Нет, не могу я смотреть, как плачет красивая женщина.

— Брось, Танюха, — прогудел сверху Сима. — Приедем, никуда не денемся. Ну, опоздаем чуток, все равно приедем. И шампанское от тебя не убежит, а пока сухача дерни: то же самое, только без газа… Слышь, молодой? Плесни Танюхе.

— Я лучше яблоко, — сказала она. — Если можно…

Олег молча подал ей яблоко. Симины яблоки мы, не сговариваясь, решили оставить Танечке — когда узнали, что воды нет даже в умывальниках. Она об этом нашем молчаливом уговоре, конечно же, догадалась, но все равно каждый раз спрашивала.

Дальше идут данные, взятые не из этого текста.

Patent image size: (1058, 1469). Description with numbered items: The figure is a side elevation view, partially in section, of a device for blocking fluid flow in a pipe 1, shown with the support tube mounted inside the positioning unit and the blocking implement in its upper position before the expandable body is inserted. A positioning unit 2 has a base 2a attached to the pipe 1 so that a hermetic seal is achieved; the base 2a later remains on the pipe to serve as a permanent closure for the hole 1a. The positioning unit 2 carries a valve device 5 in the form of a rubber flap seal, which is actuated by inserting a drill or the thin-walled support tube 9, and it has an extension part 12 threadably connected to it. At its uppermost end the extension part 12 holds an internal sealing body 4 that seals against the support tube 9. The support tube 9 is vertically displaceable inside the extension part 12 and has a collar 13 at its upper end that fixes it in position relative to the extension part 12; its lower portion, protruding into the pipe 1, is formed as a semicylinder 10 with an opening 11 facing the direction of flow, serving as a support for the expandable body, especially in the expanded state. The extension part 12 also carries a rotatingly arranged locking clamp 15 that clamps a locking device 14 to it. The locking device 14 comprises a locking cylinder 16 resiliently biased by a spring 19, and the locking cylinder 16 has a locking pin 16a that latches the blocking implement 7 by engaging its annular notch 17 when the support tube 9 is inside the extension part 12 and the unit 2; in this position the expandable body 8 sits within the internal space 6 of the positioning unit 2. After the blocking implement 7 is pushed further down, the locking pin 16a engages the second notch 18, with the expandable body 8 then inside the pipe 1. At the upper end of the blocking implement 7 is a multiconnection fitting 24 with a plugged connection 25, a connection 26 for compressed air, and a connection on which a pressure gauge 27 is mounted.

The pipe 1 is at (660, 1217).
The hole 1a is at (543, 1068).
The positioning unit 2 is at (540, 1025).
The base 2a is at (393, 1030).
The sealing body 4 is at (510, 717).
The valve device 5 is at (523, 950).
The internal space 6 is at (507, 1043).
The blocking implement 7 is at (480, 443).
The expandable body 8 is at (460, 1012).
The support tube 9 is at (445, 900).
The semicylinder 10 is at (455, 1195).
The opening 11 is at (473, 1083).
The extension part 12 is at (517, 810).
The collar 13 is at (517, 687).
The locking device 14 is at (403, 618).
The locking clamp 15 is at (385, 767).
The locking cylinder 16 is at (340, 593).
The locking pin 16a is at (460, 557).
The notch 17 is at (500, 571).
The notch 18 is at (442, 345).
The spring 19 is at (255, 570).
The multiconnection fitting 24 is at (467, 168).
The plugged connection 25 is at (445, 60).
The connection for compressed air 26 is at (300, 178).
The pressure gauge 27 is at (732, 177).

Все еще всхлипывая, Танечка стала есть яблоко. А я стал смотреть в окно.

По времени должно было темнеть — но, может быть, я ошибаюсь, и в этих местах темнеет позже… За окном было все то же самое. Отчетливо были видны обе «шилки», исправно державшие на прицеле нечто невидимое в зените. Стволы «града» (если это был «град») смотрели в сторону последнего, шестнадцатого вагона. Или, может быть, даже еще правее. Нива была уже во многих местах примята и вытоптана, и как раз сейчас опять производилась смена оцепления.

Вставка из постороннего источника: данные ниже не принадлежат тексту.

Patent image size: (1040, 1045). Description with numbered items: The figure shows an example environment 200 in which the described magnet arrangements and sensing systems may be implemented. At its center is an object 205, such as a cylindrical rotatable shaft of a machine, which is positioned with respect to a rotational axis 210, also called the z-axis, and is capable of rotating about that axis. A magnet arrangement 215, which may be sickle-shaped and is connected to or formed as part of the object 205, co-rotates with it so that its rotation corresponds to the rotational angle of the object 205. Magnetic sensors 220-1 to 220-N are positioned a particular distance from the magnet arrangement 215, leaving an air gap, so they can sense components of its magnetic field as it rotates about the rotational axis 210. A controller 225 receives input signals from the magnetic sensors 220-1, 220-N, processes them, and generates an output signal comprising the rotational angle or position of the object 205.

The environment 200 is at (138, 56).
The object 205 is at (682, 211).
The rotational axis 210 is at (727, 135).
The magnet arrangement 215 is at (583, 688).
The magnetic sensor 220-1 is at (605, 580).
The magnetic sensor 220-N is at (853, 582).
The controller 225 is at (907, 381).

Нарядная, блестящая, ярко-зеленая бортовая машина медленно двигалась слева направо по уже наезженной колее вдоль цепочки солдат. Новые часовые выпрыгивали из кузова и сменяли отстоявших — а те, передав сменщику автомат и с наслаждением потягиваясь, почему-то не садились в машину, а разбредались кто куда. Некоторые брели в нашу сторону, но, приблизившись к составу на расстояние метров пятидесяти, падали на живот и дальше продвигались ползком… Скоро опять начнутся беспорядочные стуки и позвякиванья по колесам и по днищу вагона.

Когда это случилось впервые, в поезде возникла паника. Кажется, даже Олег растерялся и не сразу смог успокоить Танечку, а Сима, зачем-то прихватив бутылку спирта, побежал в туалет. Я же просто лежал на своей полке и старался сосредоточиться на ране в боку, которую Танечка еще не вполне успела заговорить. Лежал — и все. Зато не вопил, не метался и не молился, как остальные в других купе. Не потому, что я очень храбрый, а потому, что все равно ничего нельзя было сделать и оставалось ждать, чем все это кончится.